Invitation of Structure and the Stress Bucket

Michelle Dee, writer and performer, is one of our participants for the Recover, Restart and Reimagine programme and she has taken some time to reflect on thoughts after the group’s first week, with a focus on recovering.

When you’ve spent the last 16 months on and off with your doorstep as your full stop, the invitation of structure is either just what you need or maybe tempting fate. The line ‘invitation of structure’ came from one of the other participants in the programme but it resonated with me, it landed in my lap like a warning.

During the three lockdowns, I quickly fell into a routine of getting up each day, eating breakfast switching on or avoiding the news depending on my mood. I moved around my flat like a robot from one space to the other, finding different ways to pass the time. I found I couldn’t bring myself to focus on reading an entire book, so read bits of poetry, articles online, the minute details of how to shield that fell through my letterbox on a regular basis.

The Recover, Restart and Reimagine programme demanded the attendance of each candidate 9am to 6pm, four days a week. That has come as quite a challenge but so far so good. I have got through the first week and not been late.

As a freelancer in the before times I didn’t have regular hours, that’s not to say I didn’t work hard, but it would be at irregular hours, forever changing and some weeks would be intense, whereas others would stretch out: empty as my bank balance.

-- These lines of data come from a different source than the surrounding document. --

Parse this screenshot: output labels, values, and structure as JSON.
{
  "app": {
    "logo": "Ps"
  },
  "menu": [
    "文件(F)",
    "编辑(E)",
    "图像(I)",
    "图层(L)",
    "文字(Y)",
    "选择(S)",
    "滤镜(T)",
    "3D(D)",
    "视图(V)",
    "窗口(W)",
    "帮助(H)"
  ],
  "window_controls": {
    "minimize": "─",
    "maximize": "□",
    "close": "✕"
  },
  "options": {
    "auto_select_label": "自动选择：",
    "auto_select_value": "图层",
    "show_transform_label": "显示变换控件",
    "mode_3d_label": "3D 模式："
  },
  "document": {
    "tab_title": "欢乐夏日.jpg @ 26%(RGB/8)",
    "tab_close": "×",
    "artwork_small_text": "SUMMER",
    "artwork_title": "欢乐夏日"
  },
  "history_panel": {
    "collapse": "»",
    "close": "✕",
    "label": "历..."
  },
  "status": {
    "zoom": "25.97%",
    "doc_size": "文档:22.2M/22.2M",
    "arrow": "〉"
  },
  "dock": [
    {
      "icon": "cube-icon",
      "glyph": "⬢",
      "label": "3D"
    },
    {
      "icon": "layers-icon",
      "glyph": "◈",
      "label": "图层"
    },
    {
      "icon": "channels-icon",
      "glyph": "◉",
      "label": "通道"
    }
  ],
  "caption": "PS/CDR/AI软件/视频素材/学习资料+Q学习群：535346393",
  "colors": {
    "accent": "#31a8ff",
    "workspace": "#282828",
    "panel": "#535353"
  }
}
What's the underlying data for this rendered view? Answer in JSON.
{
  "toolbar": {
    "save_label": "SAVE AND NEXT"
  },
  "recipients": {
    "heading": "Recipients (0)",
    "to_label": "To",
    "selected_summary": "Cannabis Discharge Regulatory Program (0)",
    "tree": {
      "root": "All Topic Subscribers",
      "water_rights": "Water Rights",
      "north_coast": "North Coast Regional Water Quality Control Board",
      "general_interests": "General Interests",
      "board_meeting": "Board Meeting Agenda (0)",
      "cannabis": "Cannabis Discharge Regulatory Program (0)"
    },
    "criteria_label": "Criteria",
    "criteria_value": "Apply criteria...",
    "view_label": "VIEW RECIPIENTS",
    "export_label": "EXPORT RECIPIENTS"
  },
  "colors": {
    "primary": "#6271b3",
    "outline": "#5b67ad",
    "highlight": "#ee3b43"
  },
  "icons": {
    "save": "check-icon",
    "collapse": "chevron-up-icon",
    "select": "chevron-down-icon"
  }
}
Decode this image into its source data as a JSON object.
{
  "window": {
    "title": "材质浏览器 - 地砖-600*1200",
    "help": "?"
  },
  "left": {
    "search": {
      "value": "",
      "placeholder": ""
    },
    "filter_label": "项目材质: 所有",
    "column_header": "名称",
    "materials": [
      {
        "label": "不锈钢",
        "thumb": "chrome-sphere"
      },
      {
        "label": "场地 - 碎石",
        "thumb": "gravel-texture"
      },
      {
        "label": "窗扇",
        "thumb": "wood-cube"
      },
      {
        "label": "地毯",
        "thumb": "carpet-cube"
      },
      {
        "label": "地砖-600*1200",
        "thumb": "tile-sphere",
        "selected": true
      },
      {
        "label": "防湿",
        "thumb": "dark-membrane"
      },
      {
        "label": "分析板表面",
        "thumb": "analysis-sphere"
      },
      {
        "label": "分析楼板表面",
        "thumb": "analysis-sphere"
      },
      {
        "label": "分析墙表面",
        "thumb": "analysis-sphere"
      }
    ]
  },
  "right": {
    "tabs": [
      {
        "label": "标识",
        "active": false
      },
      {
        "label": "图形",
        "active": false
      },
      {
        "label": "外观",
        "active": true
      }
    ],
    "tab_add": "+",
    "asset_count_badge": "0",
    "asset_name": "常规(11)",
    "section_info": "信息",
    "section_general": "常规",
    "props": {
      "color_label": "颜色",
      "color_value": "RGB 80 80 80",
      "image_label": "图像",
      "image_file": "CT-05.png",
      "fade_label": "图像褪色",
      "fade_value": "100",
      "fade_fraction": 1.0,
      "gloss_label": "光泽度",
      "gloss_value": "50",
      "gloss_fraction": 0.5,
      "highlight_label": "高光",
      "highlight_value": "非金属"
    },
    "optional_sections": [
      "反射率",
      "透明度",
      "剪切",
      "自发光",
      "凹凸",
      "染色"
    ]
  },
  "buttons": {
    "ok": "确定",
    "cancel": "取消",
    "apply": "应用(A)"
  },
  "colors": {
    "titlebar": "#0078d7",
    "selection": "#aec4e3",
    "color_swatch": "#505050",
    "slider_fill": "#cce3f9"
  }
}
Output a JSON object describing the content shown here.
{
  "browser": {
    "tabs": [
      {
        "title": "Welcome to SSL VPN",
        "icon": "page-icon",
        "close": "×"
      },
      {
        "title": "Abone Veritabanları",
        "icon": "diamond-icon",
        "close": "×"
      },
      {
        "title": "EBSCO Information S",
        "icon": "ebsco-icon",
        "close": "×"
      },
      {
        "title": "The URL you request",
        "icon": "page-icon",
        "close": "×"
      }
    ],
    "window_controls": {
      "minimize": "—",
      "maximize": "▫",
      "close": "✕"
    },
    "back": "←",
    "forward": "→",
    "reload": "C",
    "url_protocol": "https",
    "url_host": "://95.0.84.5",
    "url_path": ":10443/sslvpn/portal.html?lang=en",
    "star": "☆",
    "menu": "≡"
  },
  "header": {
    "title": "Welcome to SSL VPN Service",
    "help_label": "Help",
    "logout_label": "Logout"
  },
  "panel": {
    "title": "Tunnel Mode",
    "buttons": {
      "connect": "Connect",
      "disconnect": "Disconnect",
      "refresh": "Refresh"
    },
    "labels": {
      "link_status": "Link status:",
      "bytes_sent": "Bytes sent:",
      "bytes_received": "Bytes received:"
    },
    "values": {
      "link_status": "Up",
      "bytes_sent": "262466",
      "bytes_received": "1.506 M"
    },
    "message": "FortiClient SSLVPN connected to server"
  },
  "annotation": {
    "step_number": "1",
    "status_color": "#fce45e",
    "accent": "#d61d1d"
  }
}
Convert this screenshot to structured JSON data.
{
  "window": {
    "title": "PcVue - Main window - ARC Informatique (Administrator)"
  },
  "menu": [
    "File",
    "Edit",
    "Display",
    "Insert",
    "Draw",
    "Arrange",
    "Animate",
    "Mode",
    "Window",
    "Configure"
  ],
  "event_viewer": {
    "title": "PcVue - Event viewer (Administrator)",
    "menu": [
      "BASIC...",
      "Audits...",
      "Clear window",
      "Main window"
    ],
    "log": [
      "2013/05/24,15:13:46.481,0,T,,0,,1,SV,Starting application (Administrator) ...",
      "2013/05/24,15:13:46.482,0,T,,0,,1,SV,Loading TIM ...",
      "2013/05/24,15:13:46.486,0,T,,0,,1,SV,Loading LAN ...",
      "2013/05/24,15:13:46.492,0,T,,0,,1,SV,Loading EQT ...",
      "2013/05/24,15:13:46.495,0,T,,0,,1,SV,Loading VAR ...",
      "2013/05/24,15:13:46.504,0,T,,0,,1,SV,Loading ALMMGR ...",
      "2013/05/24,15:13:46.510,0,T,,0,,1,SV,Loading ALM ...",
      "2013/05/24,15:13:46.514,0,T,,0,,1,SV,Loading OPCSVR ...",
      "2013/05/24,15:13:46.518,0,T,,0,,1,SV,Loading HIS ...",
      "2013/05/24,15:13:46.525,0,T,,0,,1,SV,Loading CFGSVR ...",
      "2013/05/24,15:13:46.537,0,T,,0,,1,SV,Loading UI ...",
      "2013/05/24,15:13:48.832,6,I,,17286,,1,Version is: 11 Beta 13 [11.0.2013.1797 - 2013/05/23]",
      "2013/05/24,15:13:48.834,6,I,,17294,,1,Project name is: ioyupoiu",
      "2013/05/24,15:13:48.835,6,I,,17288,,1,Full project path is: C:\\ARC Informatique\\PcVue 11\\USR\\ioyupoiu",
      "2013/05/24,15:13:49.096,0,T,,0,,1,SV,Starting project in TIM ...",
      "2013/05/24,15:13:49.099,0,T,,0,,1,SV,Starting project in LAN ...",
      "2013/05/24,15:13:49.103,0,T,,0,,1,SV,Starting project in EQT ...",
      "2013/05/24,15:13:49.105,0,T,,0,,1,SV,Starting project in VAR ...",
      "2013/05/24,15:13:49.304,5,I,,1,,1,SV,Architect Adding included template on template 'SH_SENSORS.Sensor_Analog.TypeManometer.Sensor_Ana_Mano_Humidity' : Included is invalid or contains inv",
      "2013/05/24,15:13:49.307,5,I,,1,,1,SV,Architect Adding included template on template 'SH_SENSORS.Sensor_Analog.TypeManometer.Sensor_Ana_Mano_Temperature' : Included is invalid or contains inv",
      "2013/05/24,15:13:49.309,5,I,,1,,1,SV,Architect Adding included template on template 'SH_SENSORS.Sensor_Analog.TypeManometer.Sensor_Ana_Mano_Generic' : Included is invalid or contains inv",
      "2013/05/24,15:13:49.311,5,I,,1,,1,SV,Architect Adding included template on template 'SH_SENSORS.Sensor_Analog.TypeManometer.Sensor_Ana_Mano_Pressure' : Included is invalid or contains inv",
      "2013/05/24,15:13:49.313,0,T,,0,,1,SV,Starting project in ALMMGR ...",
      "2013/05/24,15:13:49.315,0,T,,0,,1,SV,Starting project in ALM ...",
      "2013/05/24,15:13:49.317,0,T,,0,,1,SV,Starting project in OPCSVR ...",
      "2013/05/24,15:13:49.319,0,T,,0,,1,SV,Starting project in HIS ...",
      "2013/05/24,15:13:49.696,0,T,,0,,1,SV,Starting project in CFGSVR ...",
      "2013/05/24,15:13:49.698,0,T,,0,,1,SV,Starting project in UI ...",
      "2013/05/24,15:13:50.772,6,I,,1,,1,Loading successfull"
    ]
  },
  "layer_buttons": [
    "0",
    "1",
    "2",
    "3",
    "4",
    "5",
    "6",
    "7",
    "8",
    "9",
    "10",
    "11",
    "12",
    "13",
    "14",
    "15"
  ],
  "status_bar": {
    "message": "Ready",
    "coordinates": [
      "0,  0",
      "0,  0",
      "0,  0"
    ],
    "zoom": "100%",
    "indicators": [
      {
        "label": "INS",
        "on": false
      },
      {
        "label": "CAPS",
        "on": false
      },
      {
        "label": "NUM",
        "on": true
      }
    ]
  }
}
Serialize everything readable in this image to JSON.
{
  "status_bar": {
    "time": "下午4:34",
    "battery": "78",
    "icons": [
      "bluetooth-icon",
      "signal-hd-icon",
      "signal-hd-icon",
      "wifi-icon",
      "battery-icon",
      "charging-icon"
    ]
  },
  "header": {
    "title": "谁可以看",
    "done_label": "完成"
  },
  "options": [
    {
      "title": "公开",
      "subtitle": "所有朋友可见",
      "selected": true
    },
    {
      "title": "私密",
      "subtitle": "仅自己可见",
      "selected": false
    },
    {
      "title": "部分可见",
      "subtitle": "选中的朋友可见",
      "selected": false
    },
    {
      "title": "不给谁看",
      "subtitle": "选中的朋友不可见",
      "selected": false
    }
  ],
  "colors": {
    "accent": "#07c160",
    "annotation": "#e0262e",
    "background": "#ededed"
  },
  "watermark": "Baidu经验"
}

We artists have to be able to adapt to different situations, some projects demand more from us than others, sometimes this is dependent on whatever fee we have managed to negotiate. With the Recover, Restart and Reimagine project the fee is set, the rules have been negotiated by each one of us, we all understand. I wasn’t prepared for how it would feel to be in a space, day on day with the same group, each one passionate about their work, each wondering how they can ever get back to how they expressed themselves creatively before. It has felt quite overwhelming at times and emotional. I have come to recognise how much I need this is in my life, the chance to connect with new and familiar faces, talking, laughing the ebb and flow of conversation, without a screen between us.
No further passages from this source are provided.